The sheer messiness of Windows 8, and the lack of care behind MacOS X (best described here: http://macperformanceguide.com/blog/2013/20130123_1-Apple-core-rot.html), are making me feel very glum about the future of mainstream computing generally. Silly, perhaps - but when multibillion-dollar companies can do such extraordinary things to the systems we all depend on for our daily bread, you can - maybe - see my point.
So it was with great pleasure that I recently installed the latest version of Xubuntu (12.10) on a rather nice Asus 1101 netbook I’ve had for a couple of years. Despite 2GB of RAM, the latter has limped along with Windows XP aboard; despite cleaning it down regularly, the machine didn’t boot in less than ca. 8 minutes - ridiculous!
So I installed JoliOS alongside it, which did indeed run nice and quickly but wasn’t actually very practical. Realising I was rarely using the machine, I bit the bullet, wiped the entire hard drive and replaced both Windows and JoliOS with Xubuntu. And lo! I now have a nice, speedy little netbook with an operating system that is actually pretty much state-of-the-art. It boots in around 40 seconds, runs very quickly, loads e.g. LibreOffice, Basket NotePads (despite the latter’s KDE libraries), Google Chrome, Thunderbird very fast, runs Dropbox, and links very nicely to my local WebDAV servers. What a little gem!
The front end looks like a very pleasant mixture of Windows and Mac, with the equivalent of a ‘Start’ menu but also a (usually off-screen) launcher. And with an eminently sensible three-workspace component on the toolbar so you can switch between 3 (or fewer, or more, if you prefer) virtual desktops. Suddenly it’s a highly usable machine again. And I’m rediscovering all sorts of nice outliner and information management progs in Linux-land that I’d more or less lost touch with.

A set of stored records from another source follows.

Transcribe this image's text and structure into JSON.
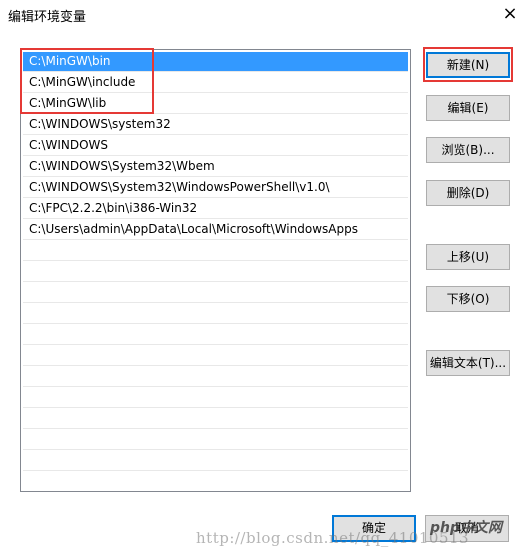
{
  "window": {
    "title": "编辑环境变量",
    "close_glyph": "×"
  },
  "list": {
    "items": [
      "C:\\MinGW\\bin",
      "C:\\MinGW\\include",
      "C:\\MinGW\\lib",
      "C:\\WINDOWS\\system32",
      "C:\\WINDOWS",
      "C:\\WINDOWS\\System32\\Wbem",
      "C:\\WINDOWS\\System32\\WindowsPowerShell\\v1.0\\",
      "C:\\FPC\\2.2.2\\bin\\i386-Win32",
      "C:\\Users\\admin\\AppData\\Local\\Microsoft\\WindowsApps",
      "",
      "",
      "",
      "",
      "",
      "",
      "",
      "",
      "",
      "",
      "",
      ""
    ],
    "selected_index": 0
  },
  "buttons": {
    "new": "新建(N)",
    "edit": "编辑(E)",
    "browse": "浏览(B)...",
    "delete": "删除(D)",
    "move_up": "上移(U)",
    "move_down": "下移(O)",
    "edit_text": "编辑文本(T)..."
  },
  "footer": {
    "ok": "确定",
    "cancel": "取消"
  },
  "watermark": {
    "text": "http://blog.csdn.net/qq_41010513",
    "logo": "php中文网"
  },
  "colors": {
    "selection": "#3399ff",
    "highlight_box": "#e53935",
    "button_face": "#e1e1e1",
    "focus_border": "#0078d7"
  }
}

There are some interesting shortcomings: there’s no Google Drive or SkyDrive clients (although there are workarounds for both). OneNote is a bit of a non-starter (hence Basket NotePads, which is not OneNote-compatible, alas). On the other hand KeepNote runs very nicely in native mode, as do TomBoy and a variety of other cross-platform offerings. I’ve also got ProjectForum running in the background (with no noticeable impact on performance) as a kind of personal wiki (although PF is actually more powerful than that, being a complete collaborative platform).
If you’ve got an older machine sitting around, it’s worth taking a good look at a lightweight offering like Xubuntu. I recently gave my daughter’s boyfriend a very elderly HP notebook (dating from 2000!) with Xubuntu installed on it - it runs like a dream. And Linux applications have been maturing at an impressive rate. LibreOffice alone is spectacularly good.
And just to keep this topic very vaguely relevant to the forum, you might want to check out the very pleasant CherryTree, which is a cross-platform dual-pane outliner.